I stayed up much too late last night going through 200+ poems. I had to read through them, make edits if needed-and believe me, some of my older work needed tweaking-and then move them into the compilation folder to go through each one later to see which one will make the cut. I’m going to create the sections next and then, after my elves have chosen which poems are worthy (visions of Wayne’s World just flashed before my eyes-can’t you just picture pages of poetry pulling a Wayne and Garth?No? Maybe it’s just me then.), I will move them into the appropriate sections. After that, but always in my mind, is artwork. I have no idea what I want to do in this regard. I think I’d just like simple sketches in black and white but I’m not completely sure. I do not draw so doing it myself is out of the question. And, where this is concerned, I’m finding myself being rather particular about it. This is the work of half a lifetime, you know? I want it to be the best I can make it because it’s not for me. All these poems, all this work…it’s all been for my kids and my family and friends and people who might need to hear a voice they can identify with. When I was 17 years old I knew I wanted to write and publish a book of poetry if only for the kids I’d have in the future. My kids were my inspiration before they were ever focused thoughts. And my family…well, who else have been my biggest supporters? Well, besides Denise, but she’s a special case. 😉
Now, I don’t know about you, but whenever I spend a certain amount of time and effort with something that takes up a lot of brain space I find I dream about it. And I have some pretty strange dreams to begin with so giving them a focus tends to not help. Last night was a case in point.

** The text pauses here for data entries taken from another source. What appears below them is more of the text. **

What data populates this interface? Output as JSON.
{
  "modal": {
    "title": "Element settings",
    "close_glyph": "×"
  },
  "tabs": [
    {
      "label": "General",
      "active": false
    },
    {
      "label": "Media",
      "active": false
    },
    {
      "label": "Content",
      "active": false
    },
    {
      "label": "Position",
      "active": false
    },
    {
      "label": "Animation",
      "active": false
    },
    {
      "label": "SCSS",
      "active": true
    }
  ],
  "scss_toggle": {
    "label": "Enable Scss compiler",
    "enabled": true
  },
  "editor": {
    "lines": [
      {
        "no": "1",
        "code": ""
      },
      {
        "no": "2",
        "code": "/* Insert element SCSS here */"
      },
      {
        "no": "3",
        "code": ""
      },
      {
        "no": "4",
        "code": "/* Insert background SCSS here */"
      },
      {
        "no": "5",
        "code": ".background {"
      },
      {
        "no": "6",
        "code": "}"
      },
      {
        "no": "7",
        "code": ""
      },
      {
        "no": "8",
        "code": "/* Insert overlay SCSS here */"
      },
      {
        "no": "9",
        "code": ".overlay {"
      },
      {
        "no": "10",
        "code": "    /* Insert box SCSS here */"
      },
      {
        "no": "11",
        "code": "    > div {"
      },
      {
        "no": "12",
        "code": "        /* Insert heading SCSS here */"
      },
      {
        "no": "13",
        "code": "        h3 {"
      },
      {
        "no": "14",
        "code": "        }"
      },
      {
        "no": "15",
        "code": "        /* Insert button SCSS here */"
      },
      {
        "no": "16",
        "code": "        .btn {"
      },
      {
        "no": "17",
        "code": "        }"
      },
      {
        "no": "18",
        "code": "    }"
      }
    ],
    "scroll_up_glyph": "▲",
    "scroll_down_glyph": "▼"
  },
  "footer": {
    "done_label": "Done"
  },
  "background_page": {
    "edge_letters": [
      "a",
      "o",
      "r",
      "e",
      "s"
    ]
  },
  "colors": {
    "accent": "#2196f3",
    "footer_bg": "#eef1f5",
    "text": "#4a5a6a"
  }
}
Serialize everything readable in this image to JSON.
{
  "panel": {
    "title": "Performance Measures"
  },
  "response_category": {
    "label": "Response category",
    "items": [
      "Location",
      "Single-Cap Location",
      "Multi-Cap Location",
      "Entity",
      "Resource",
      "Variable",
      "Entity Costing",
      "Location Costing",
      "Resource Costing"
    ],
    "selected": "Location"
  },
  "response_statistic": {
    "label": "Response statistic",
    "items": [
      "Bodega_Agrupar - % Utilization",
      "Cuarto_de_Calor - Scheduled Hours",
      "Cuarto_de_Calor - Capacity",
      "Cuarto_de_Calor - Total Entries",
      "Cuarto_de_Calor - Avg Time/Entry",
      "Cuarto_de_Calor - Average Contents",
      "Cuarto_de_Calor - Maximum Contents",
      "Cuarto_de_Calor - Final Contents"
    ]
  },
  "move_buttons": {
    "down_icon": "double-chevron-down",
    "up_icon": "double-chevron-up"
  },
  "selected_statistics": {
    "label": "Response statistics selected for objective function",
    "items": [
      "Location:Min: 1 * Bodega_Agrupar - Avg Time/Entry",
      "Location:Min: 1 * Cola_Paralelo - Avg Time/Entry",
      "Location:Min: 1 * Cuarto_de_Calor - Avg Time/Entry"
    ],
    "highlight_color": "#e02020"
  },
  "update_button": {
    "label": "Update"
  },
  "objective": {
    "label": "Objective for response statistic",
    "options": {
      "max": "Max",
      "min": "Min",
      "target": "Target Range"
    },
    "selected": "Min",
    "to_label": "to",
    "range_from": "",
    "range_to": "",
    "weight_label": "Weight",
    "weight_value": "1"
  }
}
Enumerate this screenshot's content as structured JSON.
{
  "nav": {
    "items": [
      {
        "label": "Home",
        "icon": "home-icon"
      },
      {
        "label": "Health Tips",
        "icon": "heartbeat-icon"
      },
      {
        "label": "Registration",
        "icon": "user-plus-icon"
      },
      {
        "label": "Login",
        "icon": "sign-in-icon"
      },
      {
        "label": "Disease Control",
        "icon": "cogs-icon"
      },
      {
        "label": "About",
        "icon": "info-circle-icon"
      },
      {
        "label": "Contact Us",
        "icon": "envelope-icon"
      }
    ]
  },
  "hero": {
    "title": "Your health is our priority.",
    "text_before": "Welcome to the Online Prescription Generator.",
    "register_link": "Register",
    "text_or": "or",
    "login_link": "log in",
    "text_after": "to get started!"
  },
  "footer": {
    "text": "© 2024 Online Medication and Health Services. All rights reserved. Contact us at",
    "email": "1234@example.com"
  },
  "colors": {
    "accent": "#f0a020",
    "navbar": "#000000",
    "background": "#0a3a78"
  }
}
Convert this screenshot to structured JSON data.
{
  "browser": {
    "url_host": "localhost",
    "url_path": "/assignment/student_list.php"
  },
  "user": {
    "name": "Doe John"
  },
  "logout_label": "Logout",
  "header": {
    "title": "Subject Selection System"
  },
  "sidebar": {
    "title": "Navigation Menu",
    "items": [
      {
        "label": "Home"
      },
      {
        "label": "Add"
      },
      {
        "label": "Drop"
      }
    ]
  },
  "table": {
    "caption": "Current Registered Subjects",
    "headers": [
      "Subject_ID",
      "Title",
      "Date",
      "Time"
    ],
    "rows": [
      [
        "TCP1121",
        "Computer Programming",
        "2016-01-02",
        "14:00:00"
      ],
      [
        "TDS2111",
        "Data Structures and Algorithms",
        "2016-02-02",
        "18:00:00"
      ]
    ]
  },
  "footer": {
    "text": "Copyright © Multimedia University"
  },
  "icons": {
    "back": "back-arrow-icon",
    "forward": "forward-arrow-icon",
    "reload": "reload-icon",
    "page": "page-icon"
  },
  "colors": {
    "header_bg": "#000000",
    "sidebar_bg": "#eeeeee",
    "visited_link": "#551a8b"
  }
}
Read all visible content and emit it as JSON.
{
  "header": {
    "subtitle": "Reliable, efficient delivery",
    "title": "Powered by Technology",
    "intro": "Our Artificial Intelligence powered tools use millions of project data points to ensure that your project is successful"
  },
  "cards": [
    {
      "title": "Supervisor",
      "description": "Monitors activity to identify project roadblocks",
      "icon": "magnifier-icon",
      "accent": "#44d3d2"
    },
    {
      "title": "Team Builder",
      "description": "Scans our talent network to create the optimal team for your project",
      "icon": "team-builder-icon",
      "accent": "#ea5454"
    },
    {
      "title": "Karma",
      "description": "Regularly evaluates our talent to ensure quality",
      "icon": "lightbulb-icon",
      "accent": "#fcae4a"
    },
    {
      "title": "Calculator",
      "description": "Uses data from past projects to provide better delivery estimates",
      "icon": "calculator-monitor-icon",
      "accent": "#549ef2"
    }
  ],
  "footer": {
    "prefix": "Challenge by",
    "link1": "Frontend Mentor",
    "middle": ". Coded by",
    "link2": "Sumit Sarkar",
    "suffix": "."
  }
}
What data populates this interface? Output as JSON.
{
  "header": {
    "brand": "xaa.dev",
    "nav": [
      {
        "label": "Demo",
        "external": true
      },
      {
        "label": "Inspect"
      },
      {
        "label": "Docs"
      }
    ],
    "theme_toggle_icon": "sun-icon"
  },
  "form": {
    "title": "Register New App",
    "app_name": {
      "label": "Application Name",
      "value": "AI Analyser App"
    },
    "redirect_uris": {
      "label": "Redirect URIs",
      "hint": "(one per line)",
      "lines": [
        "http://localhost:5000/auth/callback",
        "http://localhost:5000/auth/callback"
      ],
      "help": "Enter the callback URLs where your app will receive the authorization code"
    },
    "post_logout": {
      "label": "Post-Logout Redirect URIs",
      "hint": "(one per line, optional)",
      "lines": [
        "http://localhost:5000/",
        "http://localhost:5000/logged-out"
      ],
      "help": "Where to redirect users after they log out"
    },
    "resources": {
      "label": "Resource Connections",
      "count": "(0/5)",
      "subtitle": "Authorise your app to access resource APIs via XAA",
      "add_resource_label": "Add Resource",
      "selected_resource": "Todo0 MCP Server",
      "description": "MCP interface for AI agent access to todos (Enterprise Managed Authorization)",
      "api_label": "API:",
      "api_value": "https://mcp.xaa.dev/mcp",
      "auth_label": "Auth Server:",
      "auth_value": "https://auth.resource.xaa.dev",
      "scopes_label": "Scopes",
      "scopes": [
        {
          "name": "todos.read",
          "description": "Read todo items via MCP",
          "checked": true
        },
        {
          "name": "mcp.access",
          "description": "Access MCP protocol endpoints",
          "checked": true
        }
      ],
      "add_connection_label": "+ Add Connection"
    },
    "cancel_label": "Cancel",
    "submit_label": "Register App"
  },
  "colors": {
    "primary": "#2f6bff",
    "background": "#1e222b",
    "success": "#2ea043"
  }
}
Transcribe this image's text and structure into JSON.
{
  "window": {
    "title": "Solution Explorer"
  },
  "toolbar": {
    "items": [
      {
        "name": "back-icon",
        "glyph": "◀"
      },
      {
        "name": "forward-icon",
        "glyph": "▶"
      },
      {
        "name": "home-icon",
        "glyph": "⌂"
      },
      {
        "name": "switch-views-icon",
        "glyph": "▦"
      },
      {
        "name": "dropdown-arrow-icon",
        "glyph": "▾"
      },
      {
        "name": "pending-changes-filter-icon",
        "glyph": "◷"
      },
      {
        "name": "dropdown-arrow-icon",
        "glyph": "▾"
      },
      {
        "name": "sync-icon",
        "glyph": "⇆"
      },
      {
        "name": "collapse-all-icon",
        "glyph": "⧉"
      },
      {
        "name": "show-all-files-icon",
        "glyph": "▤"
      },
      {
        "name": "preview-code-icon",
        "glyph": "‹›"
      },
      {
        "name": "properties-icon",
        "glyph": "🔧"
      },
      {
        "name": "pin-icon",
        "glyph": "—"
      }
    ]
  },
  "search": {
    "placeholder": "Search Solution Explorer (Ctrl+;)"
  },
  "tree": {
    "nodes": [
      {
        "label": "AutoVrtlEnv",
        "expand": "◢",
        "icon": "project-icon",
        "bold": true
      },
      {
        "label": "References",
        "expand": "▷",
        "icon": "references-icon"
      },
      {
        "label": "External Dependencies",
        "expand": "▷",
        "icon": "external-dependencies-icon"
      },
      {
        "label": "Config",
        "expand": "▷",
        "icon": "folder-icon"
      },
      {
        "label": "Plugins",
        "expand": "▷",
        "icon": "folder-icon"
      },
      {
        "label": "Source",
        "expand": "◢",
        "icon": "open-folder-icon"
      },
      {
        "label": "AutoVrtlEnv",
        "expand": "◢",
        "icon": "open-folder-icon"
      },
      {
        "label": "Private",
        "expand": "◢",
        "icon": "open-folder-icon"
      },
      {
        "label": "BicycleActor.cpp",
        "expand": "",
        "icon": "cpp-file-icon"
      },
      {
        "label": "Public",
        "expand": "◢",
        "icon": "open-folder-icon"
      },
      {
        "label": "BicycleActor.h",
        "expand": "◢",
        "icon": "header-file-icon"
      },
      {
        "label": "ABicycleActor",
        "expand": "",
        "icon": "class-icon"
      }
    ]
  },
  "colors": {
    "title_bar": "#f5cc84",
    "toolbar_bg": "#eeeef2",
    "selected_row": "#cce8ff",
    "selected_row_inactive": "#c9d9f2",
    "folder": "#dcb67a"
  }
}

Having worked on the compilation for the last 24 hours and thinking about it for the last week, I ended up dreaming about poetry last night. In the dream I was writing and working on the compilation but then I found myself looking up from writing to find myself in a high school classroom and I was giving a talk to these teens about poetry. Not so odd, really, I guess, except that I had the kids’ attention and they were listening. Definitely odd. I do remember waking up thinking “yeah, right, that’s gonna happen” and then I went back to sleep. And that’s when I had this sort of Alice in Wonderland dream sort of. I had shrunk to the size of a mouse and I was standing on my compilation folder. I had to go through each page of poetry and physically edit by ripping and taping and, well, it was a mess. I woke up and found myself trapped by blankets and Tornado and kittens and, let’s just say I was happy to discover it was time to get up. Have you ever had any dreams about something you were working on?
Well, I’m going to go grab some more tea and get some caffeine in these sluggish veins of mine so I can begin cleaning up for Jack’s birthday tomorrow. I’ll see you all on the dark side!